It's basically the same principle behind making, say, the Millennium Falcon look believable and like it has real weight as it flies around. Whether it's a physical or CG model, it still needs to move in a certain way for it to look credible on screen.
Which is a pretty bad example, I'm afraid, because the type of spaceship movement that most people find "credible" -- e.g. having to bank into a turn and always fly nose-forward -- is based on the movement of aircraft in atmosphere and is totally wrong for the realistic motion of spacecraft in vacuum. There is absolutely no reason for a spaceship to bank. All it needs to do is rotate around its center of mass and thrust in a new direction. There's no reason it can't flip around and fly backwards or sideways or belly-first. Only a few productions have ever tried to get this right -- Babylon 5 being the only one I can think off offhand. Star Wars, though, blatantly tries to emulate the look of aerial dogfights in old war movies. And Star Trek has had an unfortunate tendency to mimic the Star Wars paradigm of ship movement ever since ILM was hired to do The Wrath of Khan. (Although that was based more on Age of Sail broadsides and submarine combat than aerial dogfights.)

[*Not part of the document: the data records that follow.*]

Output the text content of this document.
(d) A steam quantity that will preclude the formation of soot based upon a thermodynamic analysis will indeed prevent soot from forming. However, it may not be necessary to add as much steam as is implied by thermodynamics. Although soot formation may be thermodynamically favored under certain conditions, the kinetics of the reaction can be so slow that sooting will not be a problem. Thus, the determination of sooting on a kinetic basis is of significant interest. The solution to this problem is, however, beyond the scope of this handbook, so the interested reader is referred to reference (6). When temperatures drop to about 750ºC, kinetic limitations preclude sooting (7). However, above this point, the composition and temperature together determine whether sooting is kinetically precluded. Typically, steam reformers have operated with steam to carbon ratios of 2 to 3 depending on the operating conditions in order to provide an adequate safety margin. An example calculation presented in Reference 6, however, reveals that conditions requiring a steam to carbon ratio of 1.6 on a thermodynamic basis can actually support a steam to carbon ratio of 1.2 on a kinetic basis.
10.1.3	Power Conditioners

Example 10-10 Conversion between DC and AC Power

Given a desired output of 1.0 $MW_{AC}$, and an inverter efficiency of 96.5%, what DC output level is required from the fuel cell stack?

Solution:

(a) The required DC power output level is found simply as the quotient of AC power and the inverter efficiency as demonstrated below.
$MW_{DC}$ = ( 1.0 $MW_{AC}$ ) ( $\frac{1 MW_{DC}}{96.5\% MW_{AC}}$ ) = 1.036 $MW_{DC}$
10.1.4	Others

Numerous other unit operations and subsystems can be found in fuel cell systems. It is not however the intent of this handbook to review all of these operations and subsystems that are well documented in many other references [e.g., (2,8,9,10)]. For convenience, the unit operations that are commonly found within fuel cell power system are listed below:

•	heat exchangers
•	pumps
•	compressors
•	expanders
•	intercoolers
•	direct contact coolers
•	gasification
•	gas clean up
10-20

A lot of times, what the audience thinks is credible is just wrong. I remember reading this book about ILM and its techniques, in the chapter on miniature photography, they discussed how there was a mathematical formula they could use to compute just how much they had to slow down miniature footage to make objects appear to fall at the same rate they would if they were full-sized... but how they usually ended up making it faster or slower than that because the mathematically correct answer didn't "look right." And that's just for mimicking how things would move under ordinary, real-world circumstances. When it comes to things that people have no everyday experience with, intuition is all but guaranteed to be wrong.